RE: Lap splices of column bars in concrete columns with column faces set back > 75 mm (3)

I think the need of rebar splicing in tension is different from compression.

Let's say if we can use some high-tech means, like high power water jet of laser beam, to clean cut a column in the middle and stack them up as before. The two-section can take axial load nearly as much as before as long as the two sections are restrained laterally without any displacement. The rebar bearing on each other can take same level of stress as before as each bar is well confined. So is the concrete. By severing the column into two halves the stack-up column effectively has no rebar splicing.

In the reinforced design concrete is assumed no resistance against tension so in the tensile zone below the neutral axis we have just the rebar and no concrete area to contribute tension to balance the applied load. In reality we can allow the concrete section to crack and the member will work as long as the rebar below and above the cracking plane is bonded successfully to concrete with adequate development length.

If a column has to resist a modest bending moment then it will have a neutral axis with tension and compression zones with some rebar in small tension.

RE: Lap splices of column bars in concrete columns with column faces set back > 75 mm (3)

(OP)

Quote (kootk)

@ajk1: For what it's worth, I actually agree with your take on the "for flexural members" thing.

I agree completely with you.

Quote (kootk)

I get that almost every member will have some flexure in it but I still feel that there are members out there that are predominately axial and therefore may be worthy of differential treatment. To paraphrase a past comment from Hokie66 that has stuck with me: high-rise columns don't care about moments. The bars in such columns do in fact have an important role to play in compression resistance. It's only low-rise and and upper story columns where the rebar is playing an important role in resisting tension.

On this too I agree completely with you. There are many (most?) columns where the rebar takes a very significant part of the axial load.

I find Hotrod10's reasoning round-about and unpersuasive. Saikee119 has totally lost me.

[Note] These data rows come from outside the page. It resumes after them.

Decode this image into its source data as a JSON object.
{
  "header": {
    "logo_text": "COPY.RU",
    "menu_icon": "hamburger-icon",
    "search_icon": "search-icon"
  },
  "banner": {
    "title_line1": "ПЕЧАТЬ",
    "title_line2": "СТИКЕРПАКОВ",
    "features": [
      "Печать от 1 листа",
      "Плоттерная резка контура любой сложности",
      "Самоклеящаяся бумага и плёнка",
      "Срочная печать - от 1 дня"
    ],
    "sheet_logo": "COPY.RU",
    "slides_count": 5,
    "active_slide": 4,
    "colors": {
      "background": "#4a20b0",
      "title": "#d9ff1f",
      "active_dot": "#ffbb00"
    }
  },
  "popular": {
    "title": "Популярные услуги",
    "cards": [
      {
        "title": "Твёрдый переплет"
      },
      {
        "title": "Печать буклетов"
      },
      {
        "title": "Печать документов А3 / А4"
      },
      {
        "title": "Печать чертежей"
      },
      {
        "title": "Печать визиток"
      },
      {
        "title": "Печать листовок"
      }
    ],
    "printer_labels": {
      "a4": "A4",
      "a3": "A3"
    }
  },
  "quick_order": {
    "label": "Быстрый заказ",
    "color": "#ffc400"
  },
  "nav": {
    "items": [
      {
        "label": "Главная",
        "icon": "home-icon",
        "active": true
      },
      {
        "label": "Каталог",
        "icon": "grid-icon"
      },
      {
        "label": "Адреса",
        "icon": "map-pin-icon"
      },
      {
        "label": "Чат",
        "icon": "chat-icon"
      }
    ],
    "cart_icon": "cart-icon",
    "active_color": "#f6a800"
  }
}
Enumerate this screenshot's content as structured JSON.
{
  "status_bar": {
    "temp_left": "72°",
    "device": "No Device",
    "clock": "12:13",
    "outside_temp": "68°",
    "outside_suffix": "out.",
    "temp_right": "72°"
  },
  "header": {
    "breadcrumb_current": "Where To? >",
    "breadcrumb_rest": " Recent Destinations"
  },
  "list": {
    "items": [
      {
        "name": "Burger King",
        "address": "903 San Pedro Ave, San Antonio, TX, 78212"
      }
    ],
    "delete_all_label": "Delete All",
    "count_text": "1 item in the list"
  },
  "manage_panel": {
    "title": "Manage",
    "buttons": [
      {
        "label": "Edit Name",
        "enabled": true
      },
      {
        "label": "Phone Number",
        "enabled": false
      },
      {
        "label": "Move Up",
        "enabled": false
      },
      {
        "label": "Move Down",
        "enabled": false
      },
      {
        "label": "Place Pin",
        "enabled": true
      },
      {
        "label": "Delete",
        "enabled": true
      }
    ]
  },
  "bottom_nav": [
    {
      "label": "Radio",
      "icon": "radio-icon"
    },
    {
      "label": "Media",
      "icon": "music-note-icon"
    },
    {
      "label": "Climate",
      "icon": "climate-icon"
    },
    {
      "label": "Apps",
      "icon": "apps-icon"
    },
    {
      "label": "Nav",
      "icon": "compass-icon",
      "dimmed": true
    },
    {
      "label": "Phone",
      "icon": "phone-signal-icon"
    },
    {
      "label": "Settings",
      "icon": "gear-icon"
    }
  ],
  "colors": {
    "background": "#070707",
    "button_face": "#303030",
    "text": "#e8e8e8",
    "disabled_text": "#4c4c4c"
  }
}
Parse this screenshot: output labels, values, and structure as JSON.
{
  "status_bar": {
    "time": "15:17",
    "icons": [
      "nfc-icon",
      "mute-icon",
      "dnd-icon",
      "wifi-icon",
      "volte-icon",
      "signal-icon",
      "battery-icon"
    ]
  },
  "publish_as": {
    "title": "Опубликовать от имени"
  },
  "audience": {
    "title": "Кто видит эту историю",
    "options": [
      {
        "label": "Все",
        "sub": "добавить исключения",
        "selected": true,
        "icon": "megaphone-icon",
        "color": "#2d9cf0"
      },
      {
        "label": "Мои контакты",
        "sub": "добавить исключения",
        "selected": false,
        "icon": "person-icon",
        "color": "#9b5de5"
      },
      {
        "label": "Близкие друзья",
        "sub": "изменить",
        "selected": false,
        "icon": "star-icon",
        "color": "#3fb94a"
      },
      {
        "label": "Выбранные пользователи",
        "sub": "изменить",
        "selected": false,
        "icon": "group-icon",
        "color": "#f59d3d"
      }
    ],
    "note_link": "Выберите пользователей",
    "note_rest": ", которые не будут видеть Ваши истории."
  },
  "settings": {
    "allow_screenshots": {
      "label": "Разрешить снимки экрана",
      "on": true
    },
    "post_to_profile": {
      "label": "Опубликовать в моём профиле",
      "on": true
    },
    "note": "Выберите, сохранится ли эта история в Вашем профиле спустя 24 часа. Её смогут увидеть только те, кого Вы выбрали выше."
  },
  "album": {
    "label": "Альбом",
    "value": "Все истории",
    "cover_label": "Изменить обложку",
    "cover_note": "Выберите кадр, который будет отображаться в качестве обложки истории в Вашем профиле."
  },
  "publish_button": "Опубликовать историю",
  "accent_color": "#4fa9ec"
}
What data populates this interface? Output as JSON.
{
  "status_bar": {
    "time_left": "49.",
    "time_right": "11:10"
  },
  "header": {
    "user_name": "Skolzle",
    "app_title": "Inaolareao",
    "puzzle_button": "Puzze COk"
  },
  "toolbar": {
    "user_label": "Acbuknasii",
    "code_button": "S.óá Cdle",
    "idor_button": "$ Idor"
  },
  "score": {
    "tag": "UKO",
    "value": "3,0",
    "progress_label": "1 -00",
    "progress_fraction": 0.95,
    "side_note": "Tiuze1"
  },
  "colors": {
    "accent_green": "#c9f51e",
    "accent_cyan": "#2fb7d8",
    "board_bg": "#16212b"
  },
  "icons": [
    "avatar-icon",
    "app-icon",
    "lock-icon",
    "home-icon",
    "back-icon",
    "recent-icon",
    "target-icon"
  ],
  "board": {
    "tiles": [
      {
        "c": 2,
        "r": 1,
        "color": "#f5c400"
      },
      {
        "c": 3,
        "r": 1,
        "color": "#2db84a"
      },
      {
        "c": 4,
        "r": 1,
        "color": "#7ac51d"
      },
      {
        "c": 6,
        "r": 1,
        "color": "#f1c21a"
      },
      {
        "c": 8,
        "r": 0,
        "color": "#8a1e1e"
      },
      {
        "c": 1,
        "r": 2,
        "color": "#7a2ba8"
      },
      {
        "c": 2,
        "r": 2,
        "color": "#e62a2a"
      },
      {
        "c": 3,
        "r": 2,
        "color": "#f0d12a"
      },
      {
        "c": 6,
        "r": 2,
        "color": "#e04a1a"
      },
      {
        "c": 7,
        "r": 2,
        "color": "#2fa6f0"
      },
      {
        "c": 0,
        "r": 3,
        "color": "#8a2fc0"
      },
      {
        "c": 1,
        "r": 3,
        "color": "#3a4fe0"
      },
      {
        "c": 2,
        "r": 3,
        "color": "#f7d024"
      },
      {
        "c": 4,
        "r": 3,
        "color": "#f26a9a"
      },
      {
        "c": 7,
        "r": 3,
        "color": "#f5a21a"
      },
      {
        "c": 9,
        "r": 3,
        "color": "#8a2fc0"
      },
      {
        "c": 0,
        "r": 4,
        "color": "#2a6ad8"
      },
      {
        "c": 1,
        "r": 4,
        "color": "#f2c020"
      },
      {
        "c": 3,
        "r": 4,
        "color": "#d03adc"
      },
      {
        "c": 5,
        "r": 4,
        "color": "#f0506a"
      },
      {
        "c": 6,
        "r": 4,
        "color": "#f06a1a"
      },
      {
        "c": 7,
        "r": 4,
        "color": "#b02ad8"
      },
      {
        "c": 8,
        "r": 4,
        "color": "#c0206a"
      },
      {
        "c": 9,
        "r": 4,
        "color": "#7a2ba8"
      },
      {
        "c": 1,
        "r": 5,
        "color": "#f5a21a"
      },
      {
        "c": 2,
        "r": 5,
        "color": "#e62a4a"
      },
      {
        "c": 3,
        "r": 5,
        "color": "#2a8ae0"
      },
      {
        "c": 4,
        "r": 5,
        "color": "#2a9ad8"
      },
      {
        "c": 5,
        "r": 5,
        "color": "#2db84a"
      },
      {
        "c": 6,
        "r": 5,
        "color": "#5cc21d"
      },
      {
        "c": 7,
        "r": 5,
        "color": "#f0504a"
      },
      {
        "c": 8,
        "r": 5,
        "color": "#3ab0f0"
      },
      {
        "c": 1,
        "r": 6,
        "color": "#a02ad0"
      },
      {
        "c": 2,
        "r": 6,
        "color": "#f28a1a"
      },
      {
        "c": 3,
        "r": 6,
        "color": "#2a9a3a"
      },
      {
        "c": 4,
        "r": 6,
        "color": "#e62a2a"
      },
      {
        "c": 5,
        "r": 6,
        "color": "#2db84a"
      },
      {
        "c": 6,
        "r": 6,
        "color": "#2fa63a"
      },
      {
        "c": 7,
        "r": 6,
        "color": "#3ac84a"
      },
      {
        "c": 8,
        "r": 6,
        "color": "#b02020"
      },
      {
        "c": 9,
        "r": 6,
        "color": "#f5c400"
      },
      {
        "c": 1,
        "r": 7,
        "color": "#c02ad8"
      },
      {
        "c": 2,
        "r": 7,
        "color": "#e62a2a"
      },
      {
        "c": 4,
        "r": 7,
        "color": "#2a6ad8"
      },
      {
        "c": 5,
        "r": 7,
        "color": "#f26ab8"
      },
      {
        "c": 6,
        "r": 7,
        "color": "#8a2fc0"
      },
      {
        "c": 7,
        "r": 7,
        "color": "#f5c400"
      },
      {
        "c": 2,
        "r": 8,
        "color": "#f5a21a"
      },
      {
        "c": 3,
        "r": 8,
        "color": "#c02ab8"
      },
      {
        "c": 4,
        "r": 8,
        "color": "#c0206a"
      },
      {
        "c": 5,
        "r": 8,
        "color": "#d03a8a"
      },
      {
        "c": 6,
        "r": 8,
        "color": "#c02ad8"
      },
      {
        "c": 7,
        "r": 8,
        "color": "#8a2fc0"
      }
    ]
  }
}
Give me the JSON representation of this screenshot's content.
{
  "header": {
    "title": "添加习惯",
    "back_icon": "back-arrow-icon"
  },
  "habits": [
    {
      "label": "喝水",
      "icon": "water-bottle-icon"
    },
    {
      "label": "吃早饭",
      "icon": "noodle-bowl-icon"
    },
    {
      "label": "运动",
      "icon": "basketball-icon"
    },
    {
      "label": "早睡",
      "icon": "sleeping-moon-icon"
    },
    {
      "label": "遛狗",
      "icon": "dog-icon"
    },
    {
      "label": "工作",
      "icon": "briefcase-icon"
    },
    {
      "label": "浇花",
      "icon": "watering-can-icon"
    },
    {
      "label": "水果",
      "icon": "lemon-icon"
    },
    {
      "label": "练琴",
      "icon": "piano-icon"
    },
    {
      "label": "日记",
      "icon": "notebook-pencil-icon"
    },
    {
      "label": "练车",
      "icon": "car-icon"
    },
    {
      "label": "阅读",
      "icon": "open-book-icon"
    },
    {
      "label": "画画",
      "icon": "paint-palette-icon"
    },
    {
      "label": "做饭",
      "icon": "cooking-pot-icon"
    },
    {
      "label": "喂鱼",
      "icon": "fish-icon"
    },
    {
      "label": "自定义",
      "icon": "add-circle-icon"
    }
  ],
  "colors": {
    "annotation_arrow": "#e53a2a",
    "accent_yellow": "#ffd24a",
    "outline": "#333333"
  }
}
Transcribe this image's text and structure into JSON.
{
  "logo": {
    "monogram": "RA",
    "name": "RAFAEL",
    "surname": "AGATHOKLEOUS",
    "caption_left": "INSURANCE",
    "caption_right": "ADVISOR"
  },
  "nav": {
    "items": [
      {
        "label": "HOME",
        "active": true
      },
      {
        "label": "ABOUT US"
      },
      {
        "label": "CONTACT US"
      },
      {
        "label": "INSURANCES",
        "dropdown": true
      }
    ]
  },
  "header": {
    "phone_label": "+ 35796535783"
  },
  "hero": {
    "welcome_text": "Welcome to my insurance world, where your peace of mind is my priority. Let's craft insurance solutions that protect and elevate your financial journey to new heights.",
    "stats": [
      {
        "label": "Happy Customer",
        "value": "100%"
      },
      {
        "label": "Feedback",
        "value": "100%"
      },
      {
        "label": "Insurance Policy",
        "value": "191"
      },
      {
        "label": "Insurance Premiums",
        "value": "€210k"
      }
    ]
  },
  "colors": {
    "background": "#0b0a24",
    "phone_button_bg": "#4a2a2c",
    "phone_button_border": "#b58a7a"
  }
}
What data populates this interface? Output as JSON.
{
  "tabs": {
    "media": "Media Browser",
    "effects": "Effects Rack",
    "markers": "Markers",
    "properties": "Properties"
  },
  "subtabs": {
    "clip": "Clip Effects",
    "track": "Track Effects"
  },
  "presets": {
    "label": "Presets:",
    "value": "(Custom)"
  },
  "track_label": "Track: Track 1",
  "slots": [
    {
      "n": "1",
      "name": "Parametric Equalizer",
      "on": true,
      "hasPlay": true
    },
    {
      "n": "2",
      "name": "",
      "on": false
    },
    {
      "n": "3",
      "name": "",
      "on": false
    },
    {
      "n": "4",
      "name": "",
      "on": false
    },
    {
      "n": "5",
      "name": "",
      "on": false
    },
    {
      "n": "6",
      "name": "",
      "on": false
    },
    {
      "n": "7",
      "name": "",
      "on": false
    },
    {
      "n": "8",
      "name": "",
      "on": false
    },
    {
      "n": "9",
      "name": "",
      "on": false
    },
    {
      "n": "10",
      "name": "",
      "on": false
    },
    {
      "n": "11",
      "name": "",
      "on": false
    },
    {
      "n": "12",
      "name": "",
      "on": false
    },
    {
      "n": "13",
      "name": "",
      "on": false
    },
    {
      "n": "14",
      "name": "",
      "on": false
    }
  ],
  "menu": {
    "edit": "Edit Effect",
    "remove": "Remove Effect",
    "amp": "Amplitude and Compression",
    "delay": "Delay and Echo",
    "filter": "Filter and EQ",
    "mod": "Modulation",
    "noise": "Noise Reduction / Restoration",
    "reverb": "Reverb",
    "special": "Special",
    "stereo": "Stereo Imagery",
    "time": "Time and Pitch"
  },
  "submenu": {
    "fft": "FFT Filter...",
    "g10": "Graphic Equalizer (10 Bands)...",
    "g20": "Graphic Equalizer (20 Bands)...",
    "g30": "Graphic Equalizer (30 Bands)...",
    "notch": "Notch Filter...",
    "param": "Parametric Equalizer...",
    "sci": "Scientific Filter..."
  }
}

I suppose the only way to be sure is to write to CSA and ask them (that will likely take a long time to get an answer back) or to call someone I know on the CSA A23.3 technical committee. Frankly, I think the issue arises most probably because of failure to use the best wording in the clause. I suspect that it applies to compressive splices in columns, but they screwed up the wording. Maybe they meant "compressive members and flexural members, but not tension members".

RE: Lap splices of column bars in concrete columns with column faces set back > 75 mm (3)

(OP)
I spoke to one of the academics on the CSA A23.3 Technical Committee and he says that CSA A23.3 Clause 12.14.2.3 does not apply to columns except if the column rebar is in tension. He says lap splices are different in tension than compression, and the bar separation specified by the Standard for contact tension splices do not apply to compression splices. So it appears my original reading of the Standard was correct.